Range of RANKL protein expression in OS. RANKL IHC performed with mAb M366. Representative IHC images from four separate OS tumor samples are shown. Arrows indicate RANKL-positive tumor cells and tumor anaplastic cells. In addition, RANKL-negative osteoclasts are also clearly delineated (arrow). The four images demonstrate a range of RANKL positivity, as indicated by the different H-scores. The H-score for each image was as follows: upper left panel, H-score=260; upper right panel, H-score=210; lower left panel, H-score=180; lower right panel, H-score=20. IHC, immunohistochemistry; OS, osteosarcoma; RANK, receptor activator of nuclear factor kappa-B ligand.

Fig. 6

RANKL and RANK expression within adjacent bone tissue. RANKL and RANK IHC performed with mAb N-1H8 and M366, respectively. (A) RANKL-expressing stroma at bone interface. (B) RANK expression in bone osteoclast. IHC, immunohistochemistry; mAb, monoclonal antibody; RANK, receptor activator of nuclear factor kappa-B; RANKL, RANK ligand.

Fig. 7

RANK protein expression in OS is limited to myeloid osteoclasts and osteoclast precursors. RANK IHC performed with mAb N-1H8. Representative IHC images from four separate OS tumor samples are shown. Upper left panel shows RANK-positive normal osteoclasts at the tumor–bone interface. Upper right panel shows tumor anaplastic cells were RANK-negative. Lower left panel shows abundant RANK-positive tumor-associated osteoclasts were present within the tumor in some tumors.

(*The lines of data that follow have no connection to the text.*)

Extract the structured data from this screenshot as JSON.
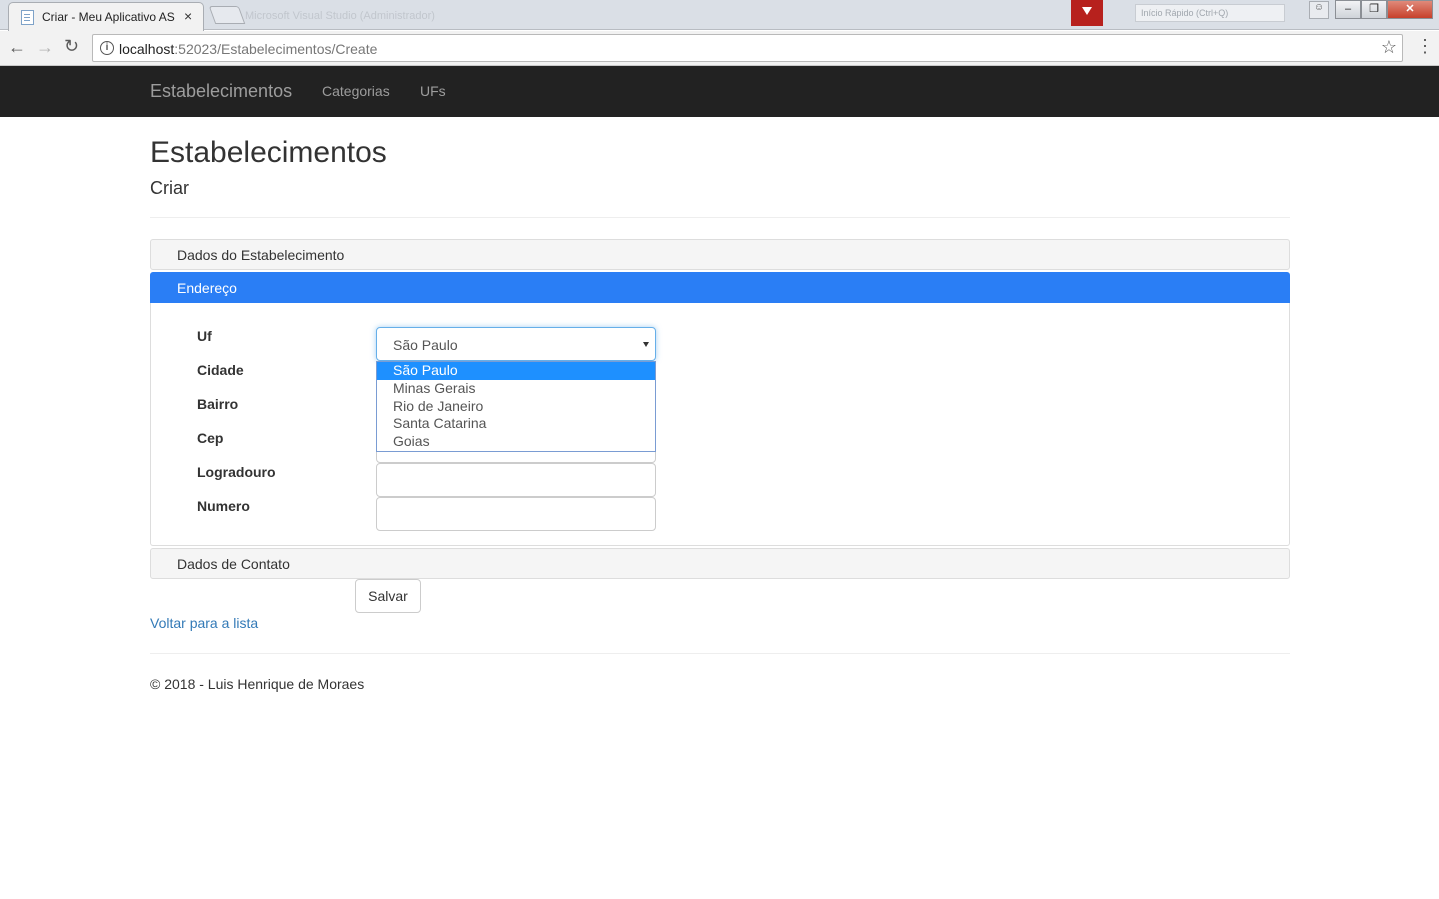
{
  "browser": {
    "tab_title": "Criar - Meu Aplicativo AS",
    "tab_close": "×",
    "bg_window_title": "Microsoft Visual Studio (Administrador)",
    "win_search_placeholder": "Início Rápido (Ctrl+Q)",
    "url_host": "localhost",
    "url_rest": ":52023/Estabelecimentos/Create"
  },
  "navbar": {
    "brand": "Estabelecimentos",
    "links": [
      "Categorias",
      "UFs"
    ]
  },
  "page": {
    "title": "Estabelecimentos",
    "subtitle": "Criar"
  },
  "panels": {
    "dados_estabelecimento": "Dados do Estabelecimento",
    "endereco": "Endereço",
    "dados_contato": "Dados de Contato"
  },
  "form": {
    "labels": {
      "uf": "Uf",
      "cidade": "Cidade",
      "bairro": "Bairro",
      "cep": "Cep",
      "logradouro": "Logradouro",
      "numero": "Numero"
    },
    "uf_selected": "São Paulo",
    "uf_options": [
      "São Paulo",
      "Minas Gerais",
      "Rio de Janeiro",
      "Santa Catarina",
      "Goias"
    ],
    "save_label": "Salvar"
  },
  "back_link": "Voltar para a lista",
  "footer": "© 2018 - Luis Henrique de Moraes",
  "colors": {
    "navbar_bg": "#222222",
    "active_panel": "#2a7ef5",
    "link": "#337ab7",
    "selected_option": "#1e90ff"
  }
}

Lower right panel shows no RANK-positive cells were present in some tumors. The H-score was zero for all images for RANK. RANK expression was observed in osteoclasts and myeloid osteoclast precursors in a majority of samples but not in the sarcoma component. IHC, immunohistochemistry; mAb, monoclonal antibody; OS, osteosarcoma; RANK, receptor activator of nuclear factor kappa-B.